By Fran Wang
January 9, 2022 Updated: January 9, 2022
Chinese shoppers leave a Walmart store in Beijing on Jan. 3, 2012. Chinese President Hu Jintao has warned that "hostile" powers are seeking to "Westernize" the country and called for greater efforts to enhance China's cultural influence overseas. (Mark Ralston/AFP via Getty Images)
Walmart has
recently struggled in China.

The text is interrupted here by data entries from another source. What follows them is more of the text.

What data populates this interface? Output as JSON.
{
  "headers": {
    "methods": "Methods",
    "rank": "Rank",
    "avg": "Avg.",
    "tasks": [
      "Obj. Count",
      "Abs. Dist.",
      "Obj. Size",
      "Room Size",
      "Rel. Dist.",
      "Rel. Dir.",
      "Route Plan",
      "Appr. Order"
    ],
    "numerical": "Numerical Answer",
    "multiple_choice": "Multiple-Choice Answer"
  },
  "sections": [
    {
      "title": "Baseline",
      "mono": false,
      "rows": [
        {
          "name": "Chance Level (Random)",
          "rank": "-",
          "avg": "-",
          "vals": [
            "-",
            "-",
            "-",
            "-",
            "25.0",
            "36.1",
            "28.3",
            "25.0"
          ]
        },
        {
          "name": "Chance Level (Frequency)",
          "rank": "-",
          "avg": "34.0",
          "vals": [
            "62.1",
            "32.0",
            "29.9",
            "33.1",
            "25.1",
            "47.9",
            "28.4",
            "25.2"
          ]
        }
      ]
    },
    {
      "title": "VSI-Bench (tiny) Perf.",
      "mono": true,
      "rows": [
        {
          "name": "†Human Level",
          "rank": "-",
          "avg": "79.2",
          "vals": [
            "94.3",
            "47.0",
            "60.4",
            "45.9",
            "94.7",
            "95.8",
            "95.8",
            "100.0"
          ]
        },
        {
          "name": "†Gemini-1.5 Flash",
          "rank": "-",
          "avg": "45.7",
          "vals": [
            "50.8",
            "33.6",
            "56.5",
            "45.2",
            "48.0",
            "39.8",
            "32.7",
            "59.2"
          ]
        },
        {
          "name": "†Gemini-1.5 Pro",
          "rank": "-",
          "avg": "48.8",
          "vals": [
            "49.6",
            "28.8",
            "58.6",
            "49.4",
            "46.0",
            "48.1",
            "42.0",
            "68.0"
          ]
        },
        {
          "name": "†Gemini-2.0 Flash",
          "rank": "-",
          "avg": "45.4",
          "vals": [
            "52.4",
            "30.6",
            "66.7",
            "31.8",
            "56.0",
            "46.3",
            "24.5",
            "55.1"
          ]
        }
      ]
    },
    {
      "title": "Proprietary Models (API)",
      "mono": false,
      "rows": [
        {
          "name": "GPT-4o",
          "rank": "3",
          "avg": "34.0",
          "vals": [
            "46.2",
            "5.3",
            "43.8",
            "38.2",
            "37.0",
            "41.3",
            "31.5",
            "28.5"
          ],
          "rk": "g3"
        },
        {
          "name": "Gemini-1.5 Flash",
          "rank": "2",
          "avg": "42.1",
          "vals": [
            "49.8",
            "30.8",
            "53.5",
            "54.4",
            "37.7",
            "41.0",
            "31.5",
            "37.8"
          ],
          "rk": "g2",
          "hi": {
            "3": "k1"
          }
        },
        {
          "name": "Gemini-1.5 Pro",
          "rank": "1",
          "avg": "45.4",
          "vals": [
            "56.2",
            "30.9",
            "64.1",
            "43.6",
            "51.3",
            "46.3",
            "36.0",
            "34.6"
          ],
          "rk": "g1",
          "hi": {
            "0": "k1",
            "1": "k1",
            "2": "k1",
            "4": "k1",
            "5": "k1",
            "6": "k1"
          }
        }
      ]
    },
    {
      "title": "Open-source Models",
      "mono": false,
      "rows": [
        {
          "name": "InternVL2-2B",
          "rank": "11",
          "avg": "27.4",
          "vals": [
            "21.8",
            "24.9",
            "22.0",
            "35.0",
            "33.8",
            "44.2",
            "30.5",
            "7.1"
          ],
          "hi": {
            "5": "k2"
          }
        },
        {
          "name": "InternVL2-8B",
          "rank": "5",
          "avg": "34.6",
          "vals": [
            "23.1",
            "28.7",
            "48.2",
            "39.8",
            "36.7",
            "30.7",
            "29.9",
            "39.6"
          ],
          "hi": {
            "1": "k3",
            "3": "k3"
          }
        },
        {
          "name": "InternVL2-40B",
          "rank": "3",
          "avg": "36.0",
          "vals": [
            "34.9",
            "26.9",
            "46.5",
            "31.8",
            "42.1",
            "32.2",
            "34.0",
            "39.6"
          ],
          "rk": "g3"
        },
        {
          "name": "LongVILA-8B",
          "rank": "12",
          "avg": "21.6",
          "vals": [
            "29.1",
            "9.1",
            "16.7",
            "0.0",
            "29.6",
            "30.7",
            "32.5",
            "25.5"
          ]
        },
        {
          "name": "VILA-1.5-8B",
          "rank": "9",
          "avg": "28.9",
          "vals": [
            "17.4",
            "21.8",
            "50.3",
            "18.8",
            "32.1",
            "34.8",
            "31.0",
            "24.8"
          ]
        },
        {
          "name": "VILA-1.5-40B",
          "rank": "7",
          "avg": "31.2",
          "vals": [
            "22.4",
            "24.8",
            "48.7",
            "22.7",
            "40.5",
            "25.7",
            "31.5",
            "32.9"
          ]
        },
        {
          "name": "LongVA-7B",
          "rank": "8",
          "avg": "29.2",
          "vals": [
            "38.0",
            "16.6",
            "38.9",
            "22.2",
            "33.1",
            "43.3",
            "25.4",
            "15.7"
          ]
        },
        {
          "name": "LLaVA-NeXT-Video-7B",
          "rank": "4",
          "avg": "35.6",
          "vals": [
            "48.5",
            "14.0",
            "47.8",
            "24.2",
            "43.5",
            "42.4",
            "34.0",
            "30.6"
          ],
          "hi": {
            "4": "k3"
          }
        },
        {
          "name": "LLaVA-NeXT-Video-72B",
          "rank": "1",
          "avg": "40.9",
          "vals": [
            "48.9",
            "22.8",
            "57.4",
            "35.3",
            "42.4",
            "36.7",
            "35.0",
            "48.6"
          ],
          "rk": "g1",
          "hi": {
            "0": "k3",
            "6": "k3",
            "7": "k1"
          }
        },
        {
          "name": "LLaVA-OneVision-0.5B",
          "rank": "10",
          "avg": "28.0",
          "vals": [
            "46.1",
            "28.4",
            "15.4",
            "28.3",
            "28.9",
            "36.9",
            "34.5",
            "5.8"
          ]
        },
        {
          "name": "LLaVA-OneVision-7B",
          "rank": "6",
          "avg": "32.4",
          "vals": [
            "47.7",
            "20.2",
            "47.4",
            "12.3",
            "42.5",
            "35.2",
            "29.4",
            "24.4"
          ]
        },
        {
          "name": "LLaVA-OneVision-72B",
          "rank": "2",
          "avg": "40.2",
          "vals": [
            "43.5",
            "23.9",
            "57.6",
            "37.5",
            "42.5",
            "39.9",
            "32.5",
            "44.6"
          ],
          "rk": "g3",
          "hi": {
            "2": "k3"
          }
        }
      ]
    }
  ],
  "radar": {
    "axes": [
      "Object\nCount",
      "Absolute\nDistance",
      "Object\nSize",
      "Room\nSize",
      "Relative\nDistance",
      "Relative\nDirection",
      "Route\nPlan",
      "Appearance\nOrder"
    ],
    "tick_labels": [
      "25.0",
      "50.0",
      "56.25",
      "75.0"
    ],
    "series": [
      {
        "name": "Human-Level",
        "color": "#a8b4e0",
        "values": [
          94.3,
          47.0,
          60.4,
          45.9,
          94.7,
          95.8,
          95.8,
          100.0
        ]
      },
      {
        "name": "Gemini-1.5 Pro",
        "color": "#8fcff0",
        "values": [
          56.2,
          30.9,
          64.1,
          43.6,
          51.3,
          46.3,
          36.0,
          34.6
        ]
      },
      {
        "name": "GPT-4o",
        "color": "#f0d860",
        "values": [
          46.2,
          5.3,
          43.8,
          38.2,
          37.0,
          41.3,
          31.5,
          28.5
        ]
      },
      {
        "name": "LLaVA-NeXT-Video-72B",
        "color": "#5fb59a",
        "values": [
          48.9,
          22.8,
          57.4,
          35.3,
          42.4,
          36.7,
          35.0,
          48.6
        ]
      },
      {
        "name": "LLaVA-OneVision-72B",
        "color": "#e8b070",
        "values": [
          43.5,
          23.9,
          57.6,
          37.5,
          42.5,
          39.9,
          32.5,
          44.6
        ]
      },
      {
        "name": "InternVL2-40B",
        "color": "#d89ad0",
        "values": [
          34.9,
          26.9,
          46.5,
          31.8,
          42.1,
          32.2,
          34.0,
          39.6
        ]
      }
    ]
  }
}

After being accused of allegedly halting the sale
of products from Xinjiang, the retail giant received a warning issued by
Chinese police for alleged breaches of China’s cybersecurity regulations,
as the regime tightens its grip on how companies inside its borders process
data.
According
to a report dated Jan. 5 by state-owned
outlet China Quality News Network, police in the southern Chinese city of
Shenzhen discovered 19 “vulnerabilities” in Walmart’s
network infrastructure in late November, and police have now accused the
company of being slow to address the loopholes in violation of China’s
cybersecurity laws.
Walmart
was ordered to make rectifications, the report said, without mentioning any
fines or details of the vulnerabilities.
The
news outlet is backed by China’s market regulator, the State Administration for
Market Supervision.
The
retail giant and the Shenzhen police did not respond to Reuters’ requests for
comment by Jan. 7.
At the
end of December, China’s anti-graft office accused Walmart and its Sam’s Club
retail chain of “stupidity and short-sightedness” after social media users
claimed that Sam’s Club had withdrawn Xinjiang-sourced products from its
stores.
There
is no sign that the Shenzhen police warning is related to the Sam’s Club
incident.
The
Shenzhen police warning comes amid China’s stepped-up cybersecurity crackdown
on how data is collected, stored, and utilized by companies operating in China.
Companies must report vulnerabilities in their software to
China’s Ministry of Industry and Information Technology (MIIT) within two
days of their discovery under a regulation passed last year.
The
telecommunications regulator disciplined Alibaba Cloud Computing for failing to
first report major flaws in its widely-used logging software.
Alibaba
Cloud found a security vulnerability in the popular, open-source logging
framework Apache Log4j2, and reported it to the Apache Software Foundation,
according to a statement from MIIT in December.
In
response, the regulator suspended for six months a cooperative partnership
with Alibaba Cloud in the areas of cybersecurity threats and
information-sharing platforms, reported a state-backed media 21st Century Business Herald, citing a notice from
the regulator.
The
report added that Alibaba’s cloud unit would be re-evaluated, and the
partnership would be restarted based on the outcome of internal reforms.
The reasons
for the suspension included failing to immediately report to the telecoms
authority and failing to effectively support the regime in managing network
security threats and vulnerabilities.
The
laws highlight the central government’s desire to strengthen control over
critical online infrastructure and data in the name of national security.
“This
vulnerability may allow remote control of equipment, which could result in
serious consequences such as the theft of sensitive information, and the disruption
of equipment services. It’s a high-threat vulnerability,” MIIT said in a
statement on the Apache Log4j2 issue.